Sayın Bakan, sayın milletvekilleri; Silahlı Kuvvetlerimizin gücünün ve başarısının altındaki temel motivasyon, yetişmiş insan gücü ve teknoloji kapasitesiyle birlikte hiç kuşku yok ki Türk devletinin ve Türk milletinin bekasını her şeyin üstünde tutan anlayış "Ölürsem şehit, kalırsam gazi." düsturudur. Biz, kahraman Türk Silahlı Kuvvetleri mensuplarının ve emeklilerinin, şehit ve gazilerimizin vatan, millet ve mukaddesat uğruna verdikleri mücadelede üstlendikleri rolün, verdikleri emeğin maddi karşılığının olamayacağını; bununla birlikte hayatlarını kolaylaştıracak adımların atılmasının, uygun çalışma şartlarına ve yeterli mali ve sosyal haklara kavuşturulmasının gerekli olduğuna inanıyoruz. Bu amaçla parti olarak çalışmalar yapıyor, teklifler sunuyoruz. Sizlerin bu yönde gösterdiği gayreti, Bakanlığınızın çalışmalarını ve alınan mesafeleri de biliyoruz. Uzman jandarma ve uzman erbaşların 3600 ek gösterge düzenlemesinden faydalanmaları, astsubayların yaşadığı tazminat mağduriyetinin giderilmesi, yaş hadlerinin yükseltilmesi, mesleğe bir kademe ileriden başlaması, ek göstergelerinin 4200'e çıkarılması ve diğer düzenlemeler hepimizi memnun eden, son dönemde atılan adımlardandır. Bunlarla birlikte, şehit yetimlerimizin tamamına istihdam hakkı verilmesi, kamudaki sözleşmeliler gibi uzman erbaşların da kadroya geçirilmesi, ayrıca terörle mücadelede yaralanmalarına rağmen malul sayılmayan gazilerimizin mağduriyetlerinin giderilmesi de sağlanmalı, Türk Silahlı Kuvvetleri personelinin çalışma şartları ile mali ve sosyal hakları günün şartlarına uygun, dinamik bir hâle getirilmelidir.

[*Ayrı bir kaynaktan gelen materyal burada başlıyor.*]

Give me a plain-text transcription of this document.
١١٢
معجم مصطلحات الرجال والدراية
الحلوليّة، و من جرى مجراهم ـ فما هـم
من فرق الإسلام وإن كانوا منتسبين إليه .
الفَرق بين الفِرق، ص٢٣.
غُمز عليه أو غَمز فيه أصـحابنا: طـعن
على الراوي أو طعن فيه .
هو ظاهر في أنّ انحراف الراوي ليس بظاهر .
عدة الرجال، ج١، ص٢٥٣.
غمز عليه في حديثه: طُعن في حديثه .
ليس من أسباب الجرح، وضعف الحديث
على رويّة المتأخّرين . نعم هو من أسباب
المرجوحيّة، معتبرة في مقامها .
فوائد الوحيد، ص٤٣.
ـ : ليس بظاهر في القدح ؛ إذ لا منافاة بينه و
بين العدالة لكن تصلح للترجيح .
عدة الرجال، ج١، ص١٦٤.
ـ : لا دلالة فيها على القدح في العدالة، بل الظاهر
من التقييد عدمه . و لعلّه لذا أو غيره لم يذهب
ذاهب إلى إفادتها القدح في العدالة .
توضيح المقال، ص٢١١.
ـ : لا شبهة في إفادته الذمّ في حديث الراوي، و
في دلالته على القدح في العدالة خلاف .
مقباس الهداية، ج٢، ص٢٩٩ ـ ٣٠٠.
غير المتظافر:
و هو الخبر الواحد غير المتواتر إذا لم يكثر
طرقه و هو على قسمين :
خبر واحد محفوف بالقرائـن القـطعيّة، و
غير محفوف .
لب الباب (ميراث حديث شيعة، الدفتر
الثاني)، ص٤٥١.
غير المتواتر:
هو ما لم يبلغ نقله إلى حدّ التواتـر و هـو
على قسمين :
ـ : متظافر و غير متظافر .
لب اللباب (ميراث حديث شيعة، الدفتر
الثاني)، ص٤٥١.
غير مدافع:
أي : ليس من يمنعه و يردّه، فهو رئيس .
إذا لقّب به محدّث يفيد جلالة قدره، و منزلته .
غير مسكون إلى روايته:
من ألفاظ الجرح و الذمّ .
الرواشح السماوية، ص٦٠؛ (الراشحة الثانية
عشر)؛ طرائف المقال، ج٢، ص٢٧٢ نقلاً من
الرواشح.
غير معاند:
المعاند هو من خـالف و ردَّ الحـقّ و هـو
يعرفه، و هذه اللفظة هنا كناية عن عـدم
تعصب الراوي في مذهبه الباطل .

Türk Silahlı Kuvvetlerinin her kademesindeki personelinin fedakâr bir anlayış ve görev bilinciyle hareket etmesi zorunludur. Özellikle 15 Temmuz hain darbe girişimi, Türk Silahlı Kuvvetlerine, subay ve astsubay yetiştirmenin kritik önemini göstermiştir. Bu önem çerçevesinde, Millî Savunma Üniversitesi, caydırıcı bir savunma gücünün oluşturulması, geliştirilmesi ve sürdürülmesi için nitelikli insan gücü yetiştirmek amacıyla önemli bir sorumluluk taşımaktadır.
(Mikrofon otomatik cihaz tarafından kapatıldı)
İSMAİL FARUK AKSU (İstanbul) - Tamamlıyorum Sayın Başkan.
Temel görevi, demokrasiye bağlı, millî iradeye saygılı, aklını, fikrini teröristlere satan değil her şartta "Türk devleti" "Türk milleti" diyebilecek gençleri Türk milletine hizmet aşkıyla yetiştirmektir. Türk Silahlı Kuvvetleri, Millî Savunma Üniversitemizin ordumuza kazandıracağı subaylar ve astsubaylarla gücüne güç katmaktadır. Nitekim Üniversite, bu bilinç doğrultusunda güçlü akademik kadrosuyla, çağdaş gelişmeleri yakalayan, millî hassasiyetlere sahip bir müfredatla bilimsel esaslara göre subay ve astsubay yetiştirmek için gayret göstermektedir.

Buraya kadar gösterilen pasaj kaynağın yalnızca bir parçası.